Palliative care, increasingly common within hospitals and some outpatient centers, is often confused with hospice care. But unlike hospice care, palliative care -- usually in teams consisting of physicians, nurses, and social workers, and sometimes including nutritionists and chaplains -- offers support, counseling and help with pain and side-effect control even as patients are getting active medical treatment.
Frank discussions with such a team make it more likely that patients die with their wishes respected, and less likely that medical care will kick into default mode: moving from one therapy to the next with little evidence any of it will help.
Conversations about ending treatment lead to talks about hospice care and death. None of it is easy for patients or doctors, says Dr. Erik Fromme, palliative care physician at Oregon Health Sciences University Medical Center in Portland, Ore. "It may sound sappy, but it's my experience that when love is present—love going to and from the patient—things turn out OK," he says. "Hospitals can support that—or interfere with it."
Cancer's progression, many patients say, feels like a roller coaster ride between hope and despair. "Hope changes over time," says Fromme. A major role of a palliative care team is to listen as patients change the discussion from hope for a longer life to hope for a good quality of the life that remains.
Both palliative and hospice care, studies show, not only result in improvements in quality of life, but have actually been shown to extend life. A study in the New England Journal of Medicine looked at 150 patients with lung cancer. Half of them received palliative care in addition to medical treatment soon after they were diagnosed. The other half received standard medical care without palliative care consultations. Those receiving palliative care reported a better quality of life and less depression; they had fewer aggressive treatments at the end of their lives, and they lived an average of two months longer than those who did not receive palliative care.
Even the best physicians can be squeamish about how to tell cancer patients that medical treatment isn't working. They fear they're robbing patients of hope. "That's a bogus argument," says Dr. Thomas Smith, director of palliative medicine at Johns Hopkins Medical Center. A 2011 study in the Journal of Supportive Oncology found the that truth didn't destroy hope. Researchers gave cold, hard information to 27 patients with late stage cancer, including the fact that their chances of cure were zero.

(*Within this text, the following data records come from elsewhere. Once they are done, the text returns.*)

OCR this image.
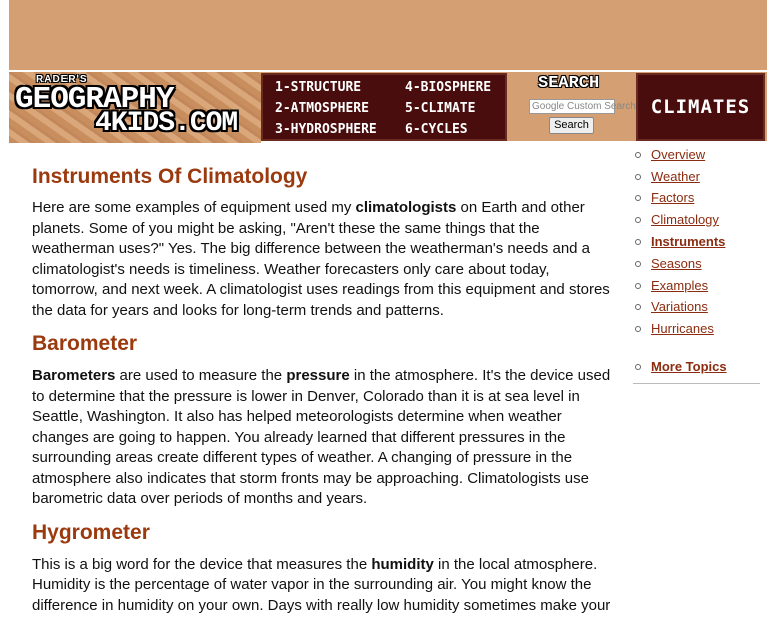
RADER'S
GEOGRAPHY
4KIDS.COM
1-STRUCTURE	4-BIOSPHERE
2-ATMOSPHERE	5-CLIMATE
3-HYDROSPHERE	6-CYCLES
SEARCH
Google Custom Search
Search
CLIMATES
Instruments Of Climatology

Here are some examples of equipment used my climatologists on Earth and other planets. Some of you might be asking, "Aren't these the same things that the weatherman uses?" Yes. The big difference between the weatherman's needs and a climatologist's needs is timeliness. Weather forecasters only care about today, tomorrow, and next week. A climatologist uses readings from this equipment and stores the data for years and looks for long-term trends and patterns.

Barometer

Barometers are used to measure the pressure in the atmosphere. It's the device used to determine that the pressure is lower in Denver, Colorado than it is at sea level in Seattle, Washington. It also has helped meteorologists determine when weather changes are going to happen. You already learned that different pressures in the surrounding areas create different types of weather. A changing of pressure in the atmosphere also indicates that storm fronts may be approaching. Climatologists use barometric data over periods of months and years.

Hygrometer

This is a big word for the device that measures the humidity in the local atmosphere. Humidity is the percentage of water vapor in the surrounding air. You might know the difference in humidity on your own. Days with really low humidity sometimes make your

Overview
Weather
Factors
Climatology
Instruments
Seasons
Examples
Variations
Hurricanes
More Topics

Using a standardized measure called the Herth Hope Index, they found that patients held onto previous levels of hope, even when the news was bad. "It's not like people aren't thinking about these things anyway," says Smith, lead author of the study on hope. "Sometimes when we told people they had four months left to live, they'd say, 'That's longer than I thought.'"

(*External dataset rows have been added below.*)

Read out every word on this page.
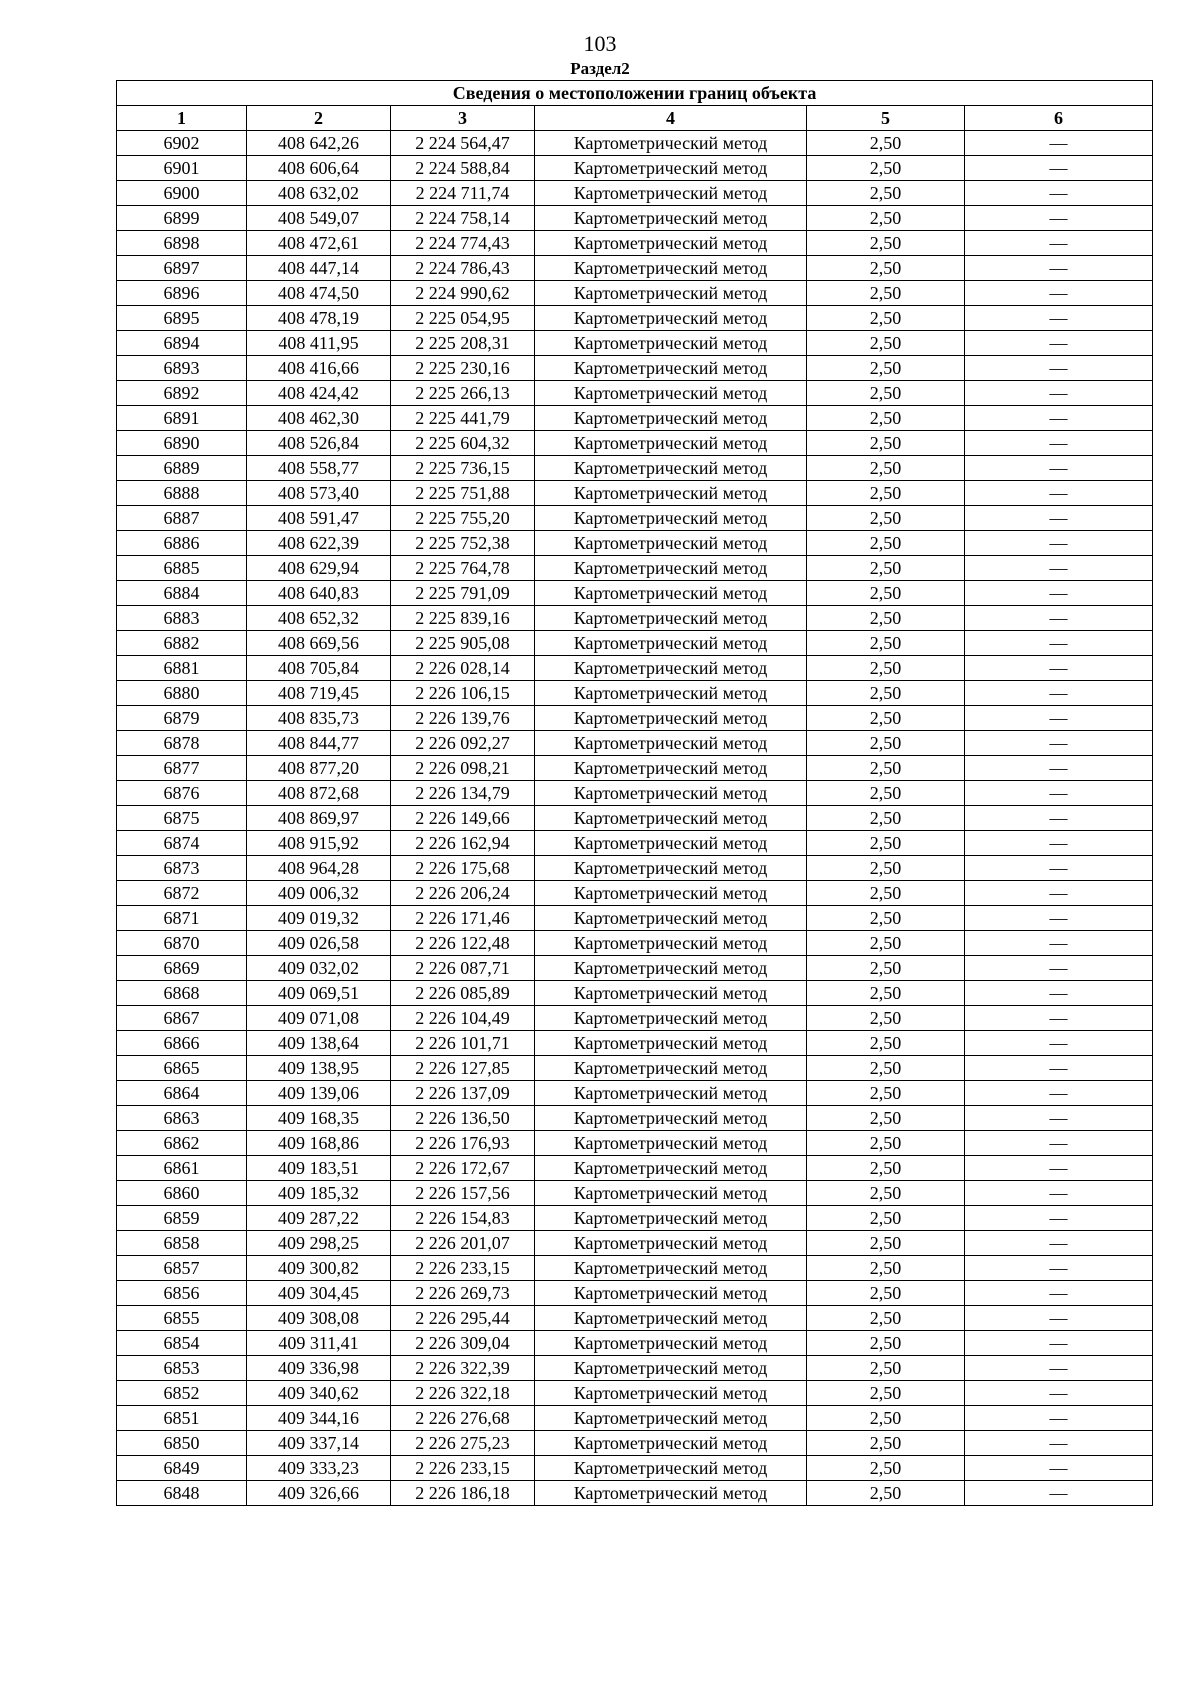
103
Раздел2
Сведения о местоположении границ объекта					
1	2	3	4	5	6
6902	408 642,26	2 224 564,47	Картометрический метод	2,50	—
6901	408 606,64	2 224 588,84	Картометрический метод	2,50	—
6900	408 632,02	2 224 711,74	Картометрический метод	2,50	—
6899	408 549,07	2 224 758,14	Картометрический метод	2,50	—
6898	408 472,61	2 224 774,43	Картометрический метод	2,50	—
6897	408 447,14	2 224 786,43	Картометрический метод	2,50	—
6896	408 474,50	2 224 990,62	Картометрический метод	2,50	—
6895	408 478,19	2 225 054,95	Картометрический метод	2,50	—
6894	408 411,95	2 225 208,31	Картометрический метод	2,50	—
6893	408 416,66	2 225 230,16	Картометрический метод	2,50	—
6892	408 424,42	2 225 266,13	Картометрический метод	2,50	—
6891	408 462,30	2 225 441,79	Картометрический метод	2,50	—
6890	408 526,84	2 225 604,32	Картометрический метод	2,50	—
6889	408 558,77	2 225 736,15	Картометрический метод	2,50	—
6888	408 573,40	2 225 751,88	Картометрический метод	2,50	—
6887	408 591,47	2 225 755,20	Картометрический метод	2,50	—
6886	408 622,39	2 225 752,38	Картометрический метод	2,50	—
6885	408 629,94	2 225 764,78	Картометрический метод	2,50	—
6884	408 640,83	2 225 791,09	Картометрический метод	2,50	—
6883	408 652,32	2 225 839,16	Картометрический метод	2,50	—
6882	408 669,56	2 225 905,08	Картометрический метод	2,50	—
6881	408 705,84	2 226 028,14	Картометрический метод	2,50	—
6880	408 719,45	2 226 106,15	Картометрический метод	2,50	—
6879	408 835,73	2 226 139,76	Картометрический метод	2,50	—
6878	408 844,77	2 226 092,27	Картометрический метод	2,50	—
6877	408 877,20	2 226 098,21	Картометрический метод	2,50	—
6876	408 872,68	2 226 134,79	Картометрический метод	2,50	—
6875	408 869,97	2 226 149,66	Картометрический метод	2,50	—
6874	408 915,92	2 226 162,94	Картометрический метод	2,50	—
6873	408 964,28	2 226 175,68	Картометрический метод	2,50	—
6872	409 006,32	2 226 206,24	Картометрический метод	2,50	—
6871	409 019,32	2 226 171,46	Картометрический метод	2,50	—
6870	409 026,58	2 226 122,48	Картометрический метод	2,50	—
6869	409 032,02	2 226 087,71	Картометрический метод	2,50	—
6868	409 069,51	2 226 085,89	Картометрический метод	2,50	—
6867	409 071,08	2 226 104,49	Картометрический метод	2,50	—
6866	409 138,64	2 226 101,71	Картометрический метод	2,50	—
6865	409 138,95	2 226 127,85	Картометрический метод	2,50	—
6864	409 139,06	2 226 137,09	Картометрический метод	2,50	—
6863	409 168,35	2 226 136,50	Картометрический метод	2,50	—
6862	409 168,86	2 226 176,93	Картометрический метод	2,50	—
6861	409 183,51	2 226 172,67	Картометрический метод	2,50	—
6860	409 185,32	2 226 157,56	Картометрический метод	2,50	—
6859	409 287,22	2 226 154,83	Картометрический метод	2,50	—
6858	409 298,25	2 226 201,07	Картометрический метод	2,50	—
6857	409 300,82	2 226 233,15	Картометрический метод	2,50	—
6856	409 304,45	2 226 269,73	Картометрический метод	2,50	—
6855	409 308,08	2 226 295,44	Картометрический метод	2,50	—
6854	409 311,41	2 226 309,04	Картометрический метод	2,50	—
6853	409 336,98	2 226 322,39	Картометрический метод	2,50	—
6852	409 340,62	2 226 322,18	Картометрический метод	2,50	—
6851	409 344,16	2 226 276,68	Картометрический метод	2,50	—
6850	409 337,14	2 226 275,23	Картометрический метод	2,50	—
6849	409 333,23	2 226 233,15	Картометрический метод	2,50	—
6848	409 326,66	2 226 186,18	Картометрический метод	2,50	—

With cancer, it seems there are always promising treatments just over the horizon. Plumb makes it a point to keep abreast of new developments in CLL, not knowing if any new treatment will be available in time to help her. She continues to hope, and to plan realistically, weighing the risks and benefits of continued aggressive treatment. "I know that I need something to come along that's better than the treatment I'm on now," she says. If that doesn't happen soon, she says she is likely to discontinue medical treatment and choose a more peaceful path.